Slowing down can speed up savings on gas

As this is written, gas in Tupelo is up to $3.80 a gallon for regular.Who knows what it will be by the time you read this, slap in the middle of the travel-heavy Memorial Day weekend.

We've seen several overnight spikes of as much as 10 cents a gallon in recent weeks. Where it will end, nobody knows.

Short-term prospects aren't good for any relief at the pump, and last week the Paris-based International Energy Agency, the world's most-watched energy monitor, issued a bleak long-term report that world oil supplies would be outpaced by demand in coming years. That means the price spiral is likely to continue.

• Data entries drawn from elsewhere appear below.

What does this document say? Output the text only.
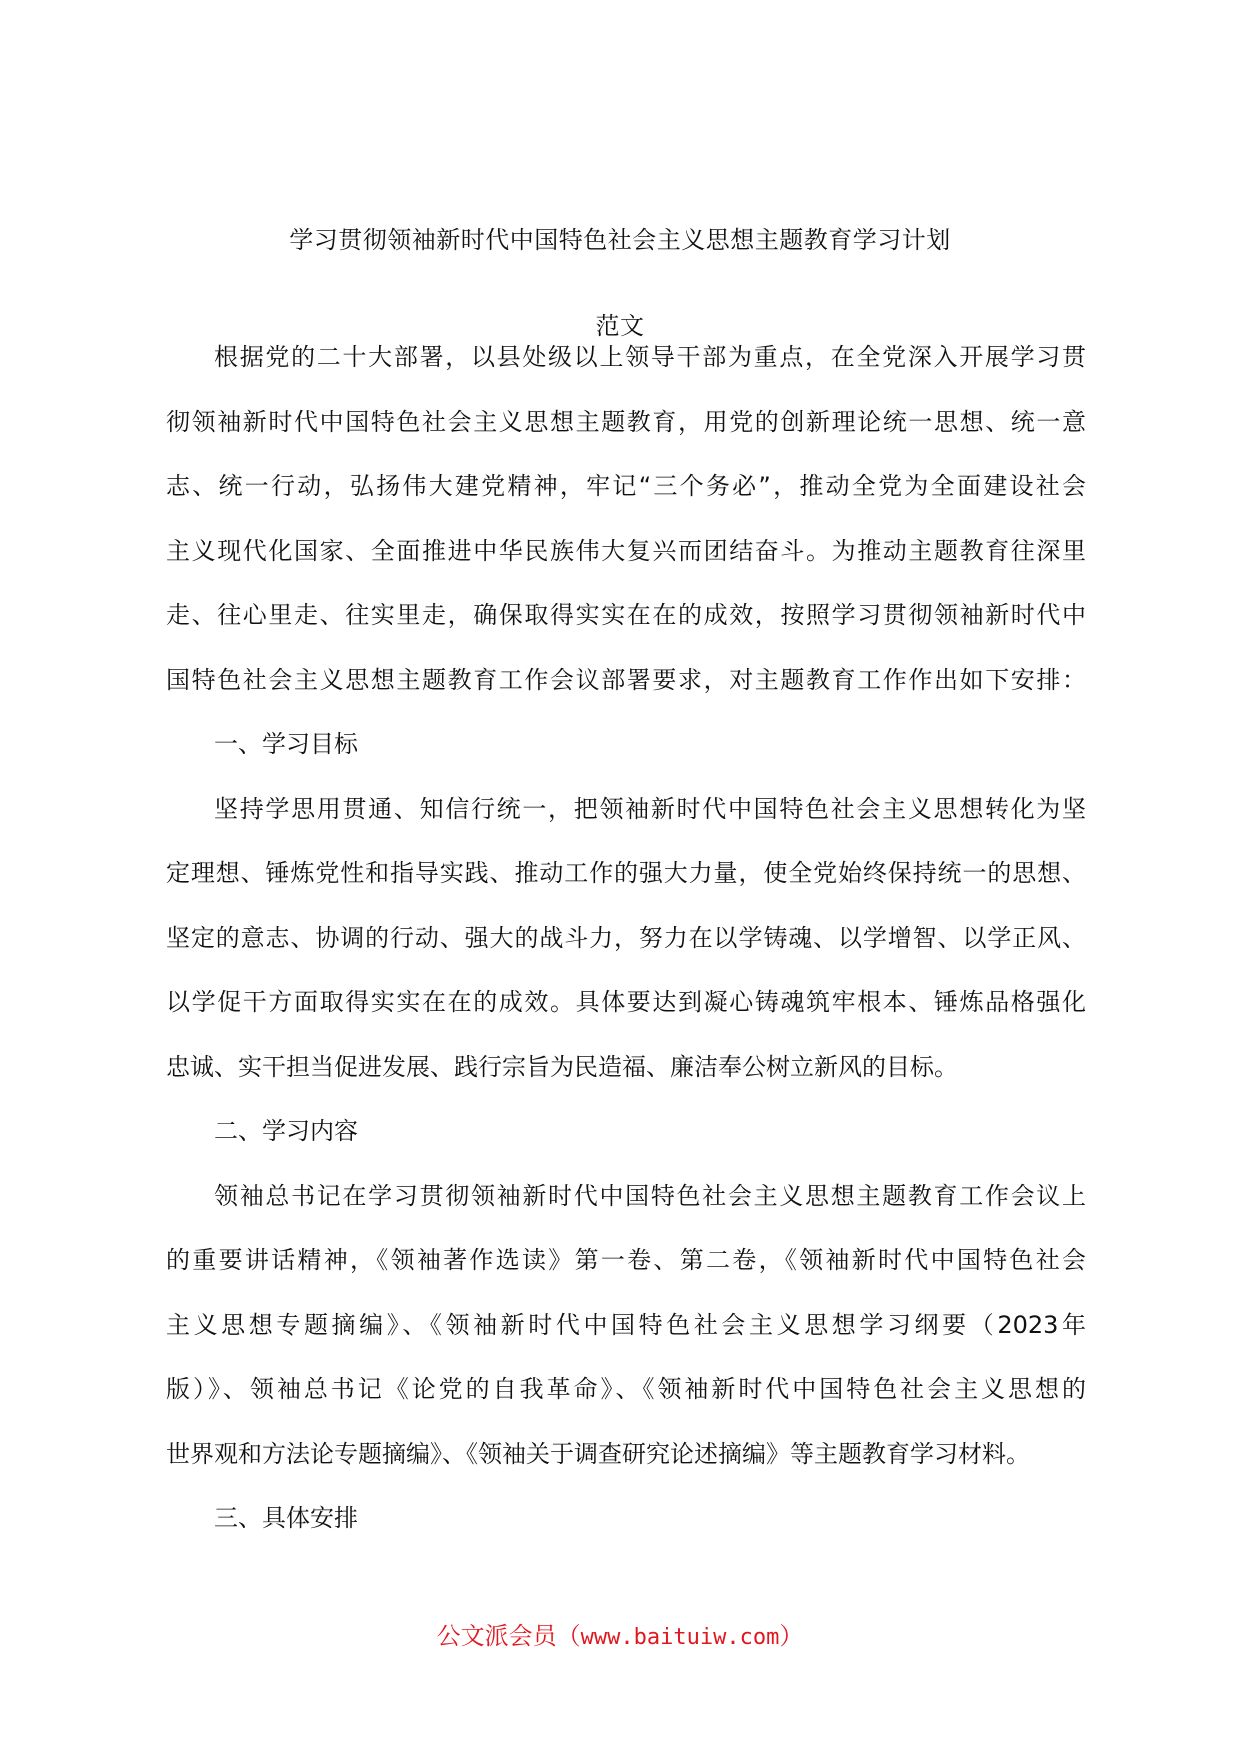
学习贯彻领袖新时代中国特色社会主义思想主题教育学习计划
范文
根据党的二十大部署，以县处级以上领导干部为重点，在全党深入开展学习贯
彻领袖新时代中国特色社会主义思想主题教育，用党的创新理论统一思想、统一意
志、统一行动，弘扬伟大建党精神，牢记“三个务必”，推动全党为全面建设社会
主义现代化国家、全面推进中华民族伟大复兴而团结奋斗。为推动主题教育往深里
走、往心里走、往实里走，确保取得实实在在的成效，按照学习贯彻领袖新时代中
国特色社会主义思想主题教育工作会议部署要求，对主题教育工作作出如下安排：
一、学习目标
坚持学思用贯通、知信行统一，把领袖新时代中国特色社会主义思想转化为坚
定理想、锤炼党性和指导实践、推动工作的强大力量，使全党始终保持统一的思想、
坚定的意志、协调的行动、强大的战斗力，努力在以学铸魂、以学增智、以学正风、
以学促干方面取得实实在在的成效。具体要达到凝心铸魂筑牢根本、锤炼品格强化
忠诚、实干担当促进发展、践行宗旨为民造福、廉洁奉公树立新风的目标。
二、学习内容
领袖总书记在学习贯彻领袖新时代中国特色社会主义思想主题教育工作会议上
的重要讲话精神，《领袖著作选读》第一卷、第二卷，《领袖新时代中国特色社会
主义思想专题摘编》、《领袖新时代中国特色社会主义思想学习纲要（2023年
版）》、领袖总书记《论党的自我革命》、《领袖新时代中国特色社会主义思想的
世界观和方法论专题摘编》、《领袖关于调查研究论述摘编》等主题教育学习材料。
三、具体安排
公文派会员（www.baituiw.com）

The United States alone can't drive down demand enough to dramatically affect prices, given the insatiable demand of rapidly developing economies like China and India. But conservation has clearly become a matter of national as well as personal necessity.

While we've all been complaining about prices, few of us apparently have yet made any dramatic changes in where, when and how much we drive. Holiday travel this weekend was expected to be only slightly below last year, when gas was 60 cents cheaper.

But if prices keep rising, most of us will be pressed to make at least some modest alterations in our driving habits.

There's one change that could make a big difference in our personal pocketbooks and our national conservation efforts: Driving slower. Not slow, just slower.

Of course the definition of "slow" is wide open to interpretation. But if you're middle age or beyond, you have memories of what today we think of as creep-along speed - 55 miles per hour - being the limit on interstate highways. That came in the 1970s in response to the fuel shortage created by the Arab oil embargo and general turmoil in the Middle East.

The U.S. government considered the need to conserve oil as such a high priority that it was willing to make a dramatic change by tying federal highway dollars to a much lower speed limit. Not that everybody automatically slowed down to 55 mph on roads where the posted limit had been 70, but the average speed went down as motorists, if nothing else, sought to escape being ticketed by not being too far over the limit.

It wasn't until the mid- and late 1980s, when long lines at the pump were a distant memory and cheap and plentiful gasoline once again seemed our eternal birthright, that speed limits were relaxed and eventually climbed back to 65 and 70 - and in some places even higher.